It's been quite refreshing. Perhaps it's because it's a new problem and not yet totally recognised for what it is - it's not a sex addiction, it's a dopamine addiction they say - and how serious it can be.
Because they aren't following the pre-laid paths of treatment and advice that alcohol and other drug addicts tend to go down they're finding things out for themselves.
I've read some powerful stuff that has quite inspired me. The main goal in recovery from addiction - and no, it's not entirely novel I know - must be to build a better life with better behaviours.
I'm aware of this and working towards it. It has felt quite distant, but feels a little closer now.
Partly because I've achieved something this past few days and since I started with this in January. I've taken on new behaviours successfully and they've triggered more changes.
Before I start dreaming up my perfect life, my first goal must be to be an ordinary, average person.
Doesn't that sound terribly dull and uninspiring? For me, it will be a great achievement. To be someone who manages to go out without panic and has the freedom to do so whenever he wants.
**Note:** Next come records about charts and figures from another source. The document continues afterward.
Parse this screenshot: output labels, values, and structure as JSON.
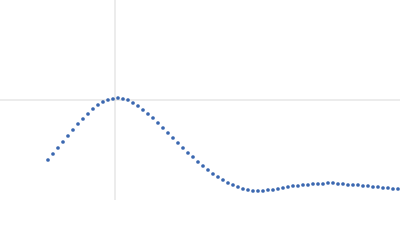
{
  "chart_data": {
    "type": "scatter",
    "x": [
      48,
      53,
      58,
      63,
      68,
      73,
      78,
      83,
      88,
      93,
      98,
      103,
      108,
      113,
      118,
      123,
      128,
      133,
      138,
      143,
      148,
      153,
      158,
      163,
      168,
      173,
      178,
      183,
      188,
      193,
      198,
      203,
      208,
      213,
      218,
      223,
      228,
      233,
      238,
      243,
      248,
      253,
      258,
      263,
      268,
      273,
      278,
      283,
      288,
      293,
      298,
      303,
      308,
      313,
      318,
      323,
      328,
      333,
      338,
      343,
      348,
      353,
      358,
      363,
      368,
      373,
      378,
      383,
      388,
      393,
      398
    ],
    "values": [
      40,
      46,
      52,
      58,
      64,
      70,
      76,
      81,
      86,
      91,
      95,
      98,
      100,
      101,
      102,
      101,
      100,
      97,
      94,
      90,
      86,
      82,
      77,
      72,
      67,
      62,
      57,
      52,
      47,
      43,
      38,
      34,
      30,
      26,
      23,
      20,
      17,
      15,
      13,
      11,
      10,
      9,
      9,
      9,
      10,
      10,
      11,
      12,
      13,
      14,
      14,
      15,
      15,
      16,
      16,
      16,
      17,
      17,
      16,
      16,
      15,
      15,
      15,
      14,
      14,
      13,
      13,
      12,
      12,
      11,
      11
    ],
    "color": "#3a67b0",
    "xlim": [
      0,
      400
    ],
    "ylim": [
      0,
      200
    ],
    "xticks": [
      115
    ],
    "yticks": [
      100
    ],
    "grid": true
  }
}
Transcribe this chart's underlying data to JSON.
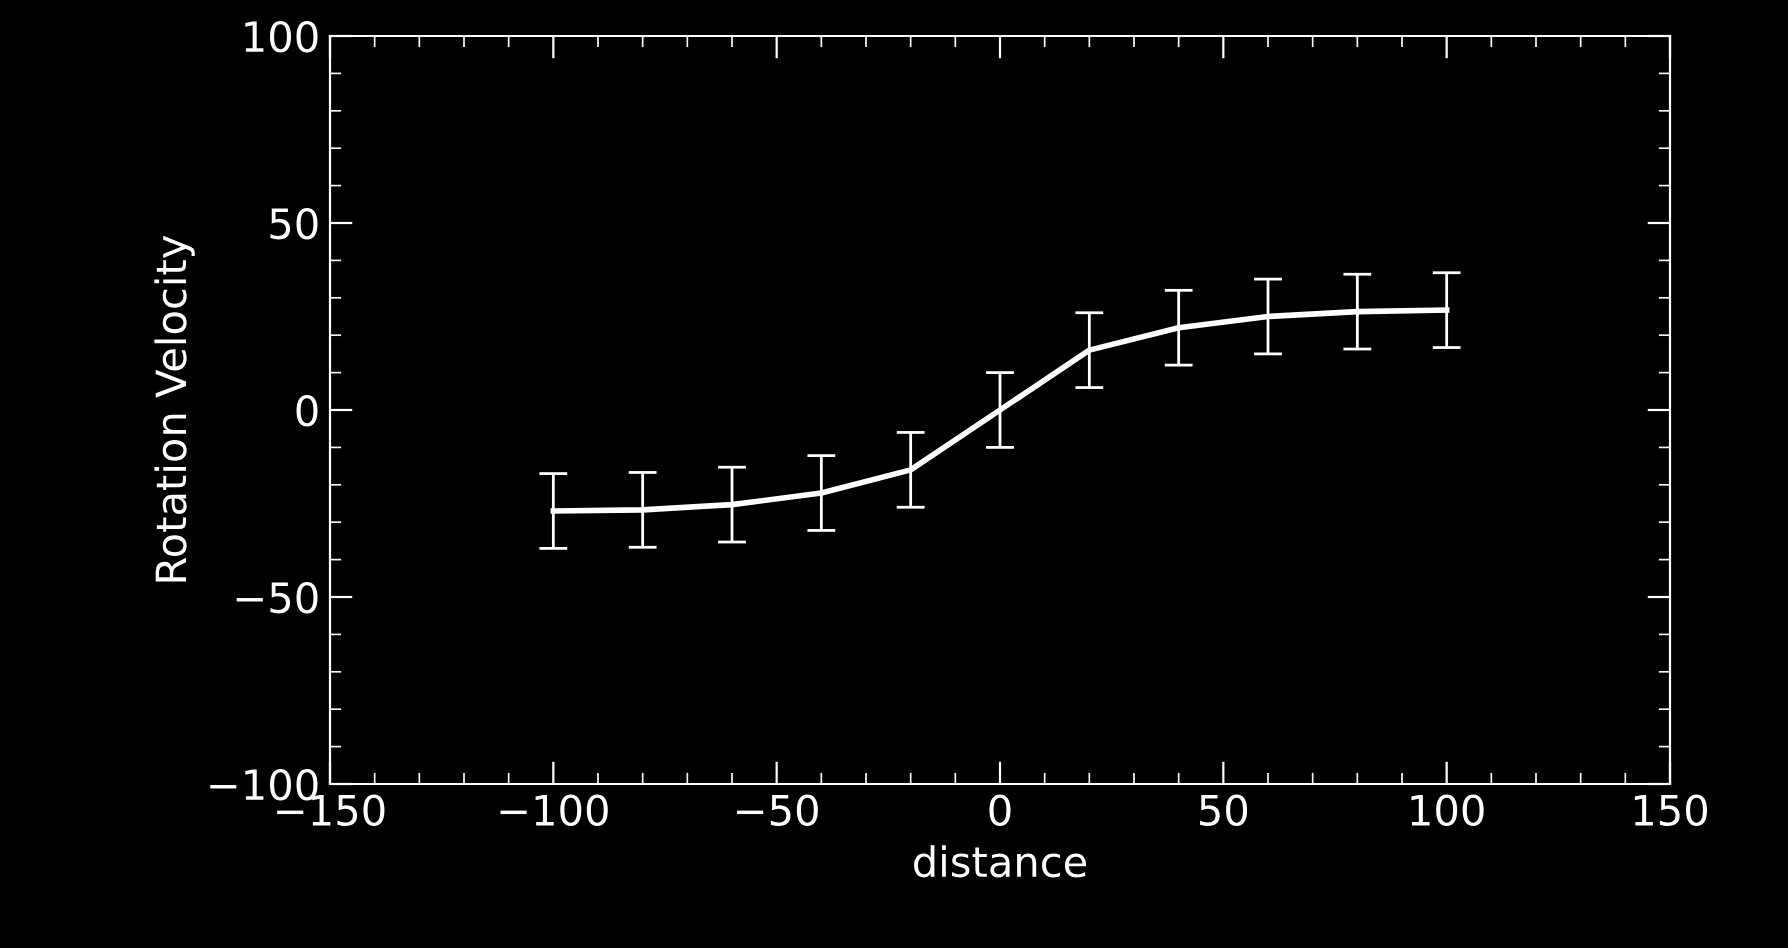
{
  "chart_data": {
    "type": "line",
    "xlabel": "distance",
    "ylabel": "Rotation Velocity",
    "x": [
      -100,
      -80,
      -60,
      -40,
      -20,
      0,
      20,
      40,
      60,
      80,
      100
    ],
    "series": [
      {
        "color": "#ffffff",
        "values": [
          -27,
          -26.7,
          -25.3,
          -22.2,
          -16,
          0,
          16,
          22,
          25,
          26.3,
          26.7
        ],
        "errors": [
          10,
          10,
          10,
          10,
          10,
          10,
          10,
          10,
          10,
          10,
          10
        ]
      }
    ],
    "xlim": [
      -150,
      150
    ],
    "xticks": [
      -150,
      -100,
      -50,
      0,
      50,
      100,
      150
    ],
    "ylim": [
      -100,
      100
    ],
    "yticks": [
      -100,
      -50,
      0,
      50,
      100
    ],
    "grid": false,
    "legend": false,
    "marker": "none",
    "line_style": "solid"
  }
}
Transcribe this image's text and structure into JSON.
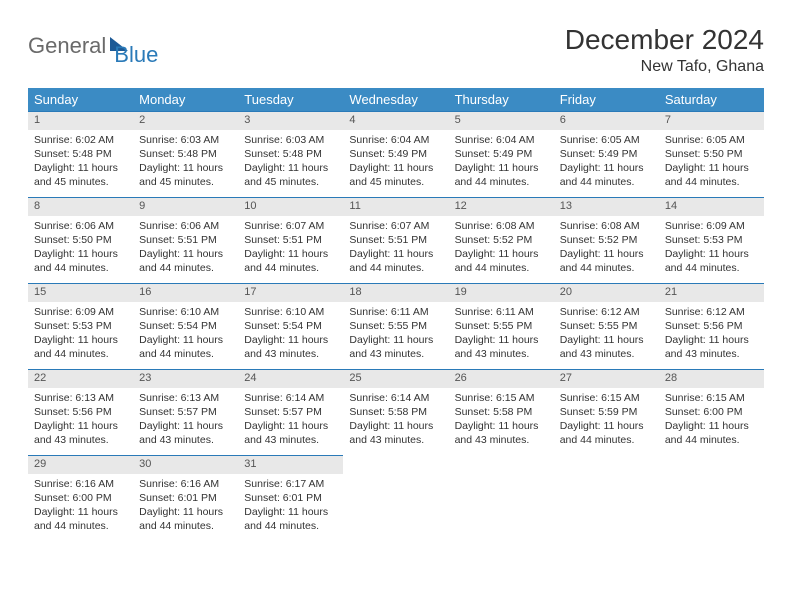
{
  "logo": {
    "part1": "General",
    "part2": "Blue"
  },
  "title": "December 2024",
  "subtitle": "New Tafo, Ghana",
  "colors": {
    "header_bg": "#3b8bc4",
    "row_border": "#2a7ab8",
    "daynum_bg": "#e8e8e8",
    "logo_gray": "#6a6a6a",
    "logo_blue": "#2a7ab8"
  },
  "weekdays": [
    "Sunday",
    "Monday",
    "Tuesday",
    "Wednesday",
    "Thursday",
    "Friday",
    "Saturday"
  ],
  "weeks": [
    [
      {
        "n": "1",
        "sr": "6:02 AM",
        "ss": "5:48 PM",
        "dl": "11 hours and 45 minutes."
      },
      {
        "n": "2",
        "sr": "6:03 AM",
        "ss": "5:48 PM",
        "dl": "11 hours and 45 minutes."
      },
      {
        "n": "3",
        "sr": "6:03 AM",
        "ss": "5:48 PM",
        "dl": "11 hours and 45 minutes."
      },
      {
        "n": "4",
        "sr": "6:04 AM",
        "ss": "5:49 PM",
        "dl": "11 hours and 45 minutes."
      },
      {
        "n": "5",
        "sr": "6:04 AM",
        "ss": "5:49 PM",
        "dl": "11 hours and 44 minutes."
      },
      {
        "n": "6",
        "sr": "6:05 AM",
        "ss": "5:49 PM",
        "dl": "11 hours and 44 minutes."
      },
      {
        "n": "7",
        "sr": "6:05 AM",
        "ss": "5:50 PM",
        "dl": "11 hours and 44 minutes."
      }
    ],
    [
      {
        "n": "8",
        "sr": "6:06 AM",
        "ss": "5:50 PM",
        "dl": "11 hours and 44 minutes."
      },
      {
        "n": "9",
        "sr": "6:06 AM",
        "ss": "5:51 PM",
        "dl": "11 hours and 44 minutes."
      },
      {
        "n": "10",
        "sr": "6:07 AM",
        "ss": "5:51 PM",
        "dl": "11 hours and 44 minutes."
      },
      {
        "n": "11",
        "sr": "6:07 AM",
        "ss": "5:51 PM",
        "dl": "11 hours and 44 minutes."
      },
      {
        "n": "12",
        "sr": "6:08 AM",
        "ss": "5:52 PM",
        "dl": "11 hours and 44 minutes."
      },
      {
        "n": "13",
        "sr": "6:08 AM",
        "ss": "5:52 PM",
        "dl": "11 hours and 44 minutes."
      },
      {
        "n": "14",
        "sr": "6:09 AM",
        "ss": "5:53 PM",
        "dl": "11 hours and 44 minutes."
      }
    ],
    [
      {
        "n": "15",
        "sr": "6:09 AM",
        "ss": "5:53 PM",
        "dl": "11 hours and 44 minutes."
      },
      {
        "n": "16",
        "sr": "6:10 AM",
        "ss": "5:54 PM",
        "dl": "11 hours and 44 minutes."
      },
      {
        "n": "17",
        "sr": "6:10 AM",
        "ss": "5:54 PM",
        "dl": "11 hours and 43 minutes."
      },
      {
        "n": "18",
        "sr": "6:11 AM",
        "ss": "5:55 PM",
        "dl": "11 hours and 43 minutes."
      },
      {
        "n": "19",
        "sr": "6:11 AM",
        "ss": "5:55 PM",
        "dl": "11 hours and 43 minutes."
      },
      {
        "n": "20",
        "sr": "6:12 AM",
        "ss": "5:55 PM",
        "dl": "11 hours and 43 minutes."
      },
      {
        "n": "21",
        "sr": "6:12 AM",
        "ss": "5:56 PM",
        "dl": "11 hours and 43 minutes."
      }
    ],
    [
      {
        "n": "22",
        "sr": "6:13 AM",
        "ss": "5:56 PM",
        "dl": "11 hours and 43 minutes."
      },
      {
        "n": "23",
        "sr": "6:13 AM",
        "ss": "5:57 PM",
        "dl": "11 hours and 43 minutes."
      },
      {
        "n": "24",
        "sr": "6:14 AM",
        "ss": "5:57 PM",
        "dl": "11 hours and 43 minutes."
      },
      {
        "n": "25",
        "sr": "6:14 AM",
        "ss": "5:58 PM",
        "dl": "11 hours and 43 minutes."
      },
      {
        "n": "26",
        "sr": "6:15 AM",
        "ss": "5:58 PM",
        "dl": "11 hours and 43 minutes."
      },
      {
        "n": "27",
        "sr": "6:15 AM",
        "ss": "5:59 PM",
        "dl": "11 hours and 44 minutes."
      },
      {
        "n": "28",
        "sr": "6:15 AM",
        "ss": "6:00 PM",
        "dl": "11 hours and 44 minutes."
      }
    ],
    [
      {
        "n": "29",
        "sr": "6:16 AM",
        "ss": "6:00 PM",
        "dl": "11 hours and 44 minutes."
      },
      {
        "n": "30",
        "sr": "6:16 AM",
        "ss": "6:01 PM",
        "dl": "11 hours and 44 minutes."
      },
      {
        "n": "31",
        "sr": "6:17 AM",
        "ss": "6:01 PM",
        "dl": "11 hours and 44 minutes."
      },
      null,
      null,
      null,
      null
    ]
  ],
  "labels": {
    "sunrise": "Sunrise:",
    "sunset": "Sunset:",
    "daylight": "Daylight:"
  }
}
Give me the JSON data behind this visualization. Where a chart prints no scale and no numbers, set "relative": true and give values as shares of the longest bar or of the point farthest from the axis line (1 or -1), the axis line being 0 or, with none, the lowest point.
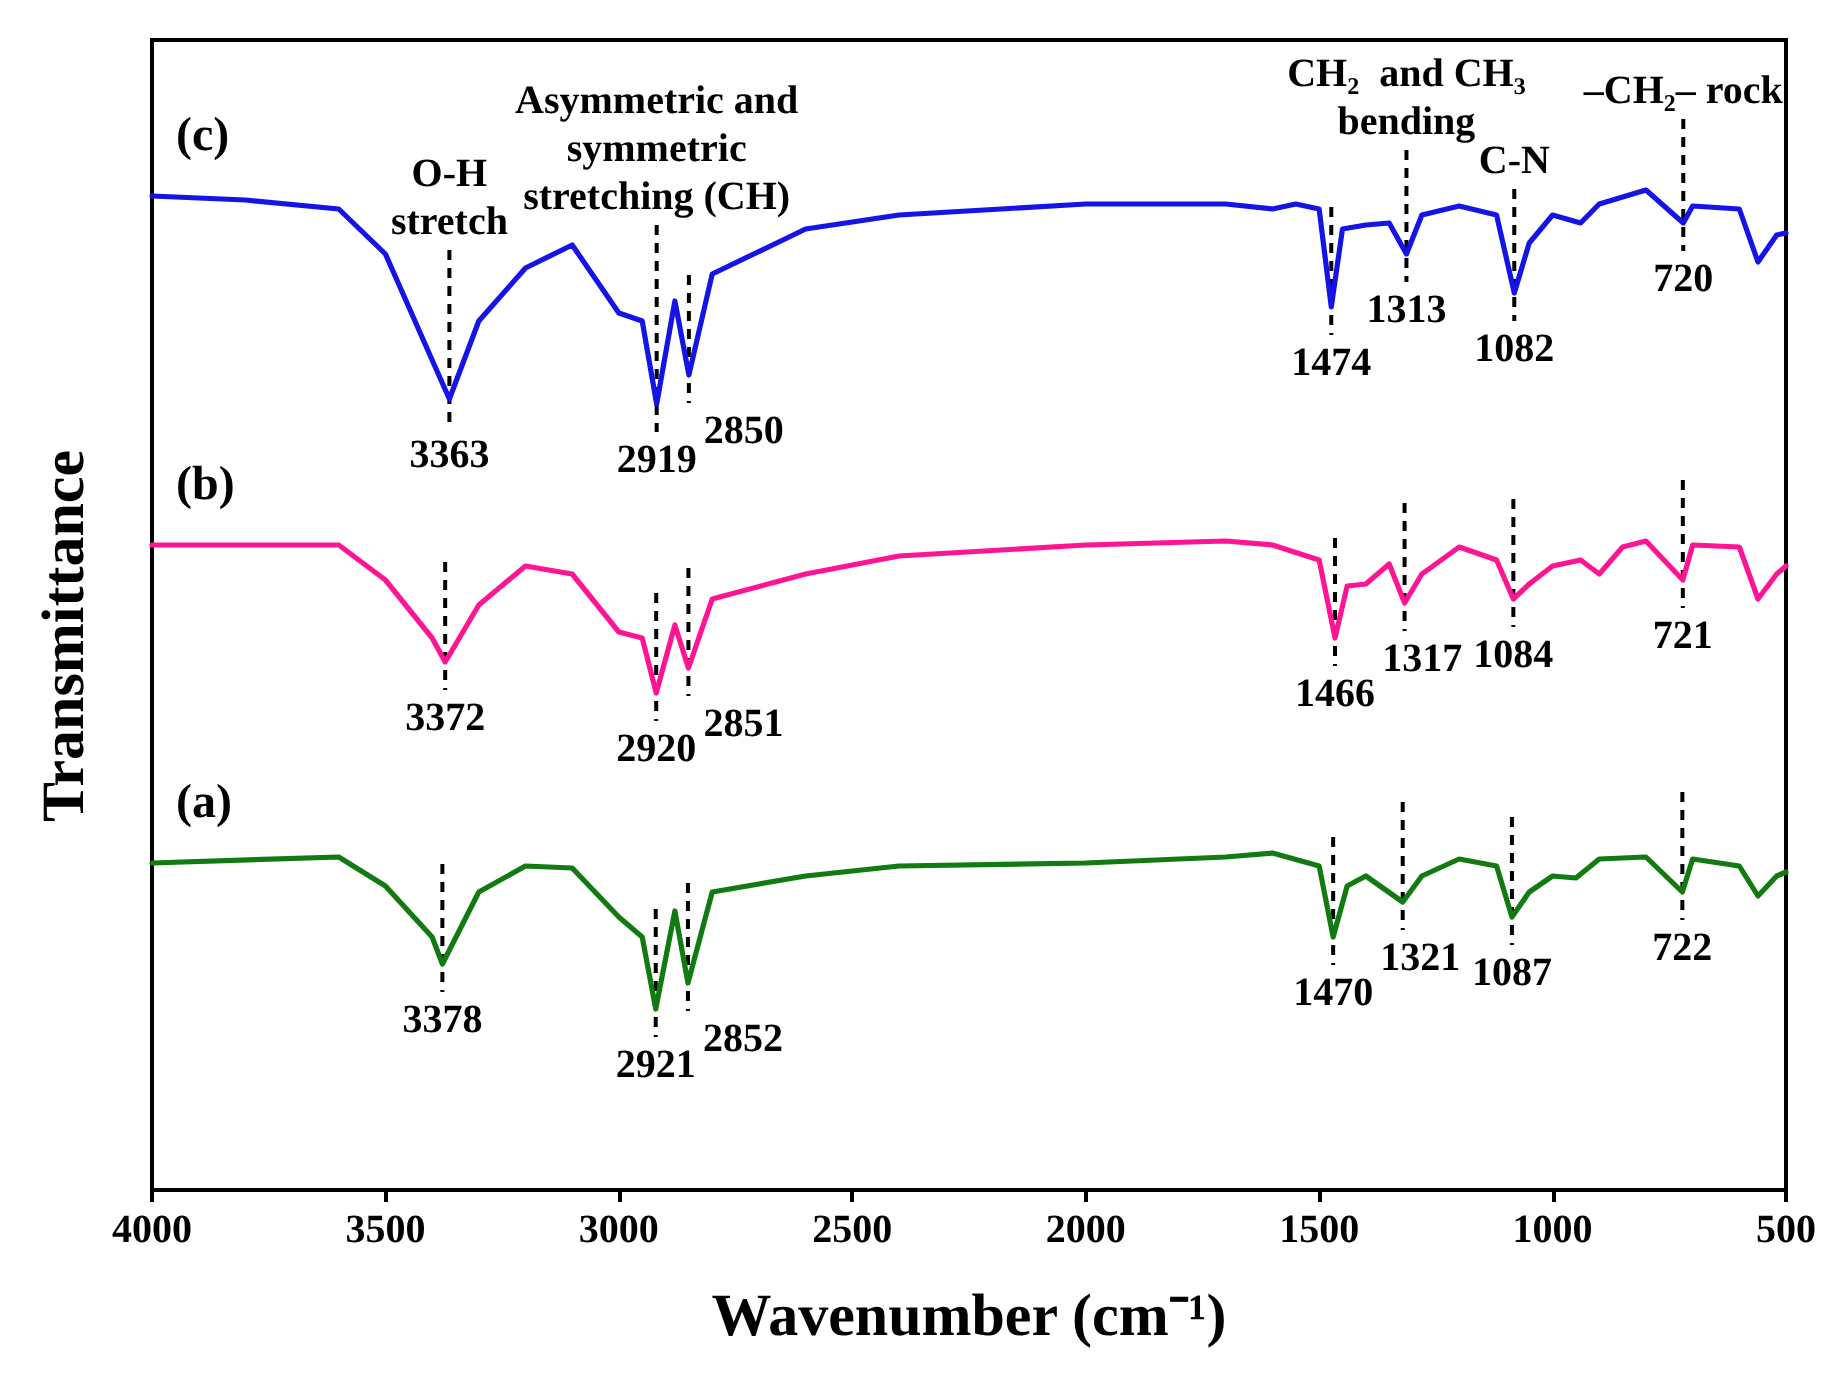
{
  "chart_data": {
    "type": "line",
    "relative": true,
    "xlabel": "Wavenumber (cm⁻¹)",
    "ylabel": "Transmittance",
    "xlim": [
      4000,
      500
    ],
    "xticks": [
      4000,
      3500,
      3000,
      2500,
      2000,
      1500,
      1000,
      500
    ],
    "grid": false,
    "legend": false,
    "marker": "none",
    "series": [
      {
        "name": "(c)",
        "color": "#1414e6",
        "x": [
          4000,
          3800,
          3600,
          3500,
          3400,
          3363,
          3300,
          3200,
          3100,
          3000,
          2950,
          2919,
          2880,
          2850,
          2800,
          2600,
          2400,
          2000,
          1700,
          1600,
          1550,
          1500,
          1474,
          1450,
          1400,
          1350,
          1313,
          1280,
          1200,
          1120,
          1082,
          1050,
          1000,
          940,
          900,
          800,
          720,
          700,
          600,
          560,
          520,
          500
        ],
        "values": [
          0.994,
          0.99,
          0.981,
          0.936,
          0.83,
          0.791,
          0.869,
          0.922,
          0.945,
          0.877,
          0.869,
          0.786,
          0.889,
          0.815,
          0.916,
          0.961,
          0.975,
          0.986,
          0.986,
          0.981,
          0.986,
          0.981,
          0.883,
          0.961,
          0.965,
          0.967,
          0.936,
          0.975,
          0.984,
          0.975,
          0.897,
          0.947,
          0.975,
          0.967,
          0.986,
          1.0,
          0.967,
          0.984,
          0.981,
          0.928,
          0.955,
          0.957
        ]
      },
      {
        "name": "(b)",
        "color": "#ff1493",
        "x": [
          4000,
          3600,
          3500,
          3400,
          3372,
          3300,
          3200,
          3100,
          3000,
          2950,
          2920,
          2880,
          2851,
          2800,
          2600,
          2400,
          2000,
          1700,
          1600,
          1500,
          1466,
          1440,
          1400,
          1350,
          1317,
          1280,
          1200,
          1120,
          1084,
          1050,
          1000,
          940,
          900,
          850,
          800,
          721,
          700,
          600,
          560,
          520,
          500
        ],
        "values": [
          0.645,
          0.645,
          0.61,
          0.552,
          0.528,
          0.585,
          0.624,
          0.616,
          0.558,
          0.552,
          0.497,
          0.565,
          0.522,
          0.591,
          0.616,
          0.634,
          0.645,
          0.649,
          0.645,
          0.63,
          0.552,
          0.604,
          0.606,
          0.626,
          0.587,
          0.616,
          0.643,
          0.63,
          0.591,
          0.606,
          0.624,
          0.63,
          0.616,
          0.643,
          0.649,
          0.61,
          0.645,
          0.643,
          0.591,
          0.616,
          0.624
        ]
      },
      {
        "name": "(a)",
        "color": "#117a11",
        "x": [
          4000,
          3600,
          3500,
          3400,
          3378,
          3300,
          3200,
          3100,
          3000,
          2950,
          2921,
          2880,
          2852,
          2800,
          2600,
          2400,
          2000,
          1700,
          1600,
          1500,
          1470,
          1440,
          1400,
          1321,
          1280,
          1200,
          1120,
          1087,
          1050,
          1000,
          950,
          900,
          800,
          722,
          700,
          600,
          560,
          520,
          500
        ],
        "values": [
          0.327,
          0.333,
          0.304,
          0.253,
          0.226,
          0.298,
          0.324,
          0.322,
          0.273,
          0.253,
          0.181,
          0.279,
          0.207,
          0.298,
          0.314,
          0.324,
          0.327,
          0.333,
          0.337,
          0.324,
          0.253,
          0.304,
          0.314,
          0.288,
          0.314,
          0.331,
          0.324,
          0.273,
          0.298,
          0.314,
          0.312,
          0.331,
          0.333,
          0.298,
          0.331,
          0.324,
          0.294,
          0.314,
          0.318
        ]
      }
    ],
    "annotations": [
      {
        "text": "3363",
        "x": 3363,
        "y": 0.791
      },
      {
        "text": "2919",
        "x": 2919,
        "y": 0.786
      },
      {
        "text": "2850",
        "x": 2850,
        "y": 0.815
      },
      {
        "text": "1474",
        "x": 1474,
        "y": 0.883
      },
      {
        "text": "1313",
        "x": 1313,
        "y": 0.936
      },
      {
        "text": "1082",
        "x": 1082,
        "y": 0.897
      },
      {
        "text": "720",
        "x": 720,
        "y": 0.967
      },
      {
        "text": "3372",
        "x": 3372,
        "y": 0.528
      },
      {
        "text": "2920",
        "x": 2920,
        "y": 0.497
      },
      {
        "text": "2851",
        "x": 2851,
        "y": 0.522
      },
      {
        "text": "1466",
        "x": 1466,
        "y": 0.552
      },
      {
        "text": "1317",
        "x": 1317,
        "y": 0.587
      },
      {
        "text": "1084",
        "x": 1084,
        "y": 0.591
      },
      {
        "text": "721",
        "x": 721,
        "y": 0.61
      },
      {
        "text": "3378",
        "x": 3378,
        "y": 0.226
      },
      {
        "text": "2921",
        "x": 2921,
        "y": 0.181
      },
      {
        "text": "2852",
        "x": 2852,
        "y": 0.207
      },
      {
        "text": "1470",
        "x": 1470,
        "y": 0.253
      },
      {
        "text": "1321",
        "x": 1321,
        "y": 0.288
      },
      {
        "text": "1087",
        "x": 1087,
        "y": 0.273
      },
      {
        "text": "722",
        "x": 722,
        "y": 0.298
      },
      {
        "text": "O-H\nstretch",
        "x": 3363
      },
      {
        "text": "Asymmetric and\nsymmetric\nstretching (CH)",
        "x": 2919
      },
      {
        "text": "CH₂  and CH₃\nbending",
        "x": 1313
      },
      {
        "text": "C-N",
        "x": 1082
      },
      {
        "text": "–CH₂– rock",
        "x": 720
      }
    ]
  }
}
To be someone who can take care of themselves and their home. To start to take some pride in appearance and hygiene. To be on top of finances.
These are my first goals.
I'm moving towards them. This is the first time that Mag has been away and I haven't smoked cannabis or indulged in bad internet habits. My work life has massively improved. I'm getting fitter and stronger.
In fact, today has been one of the best days I can remember for a long time. For whatever reason my mood has been consistently good. I haven't struggled badly with cravings or urges, I've eaten well, I've done some stuff around the house, I've gone out for a walk. I've felt in control and therefore free.
So the new life - the writing novels, symphonies and operas - is still the big-picture goal. The shorter term goals is average, capable citizen.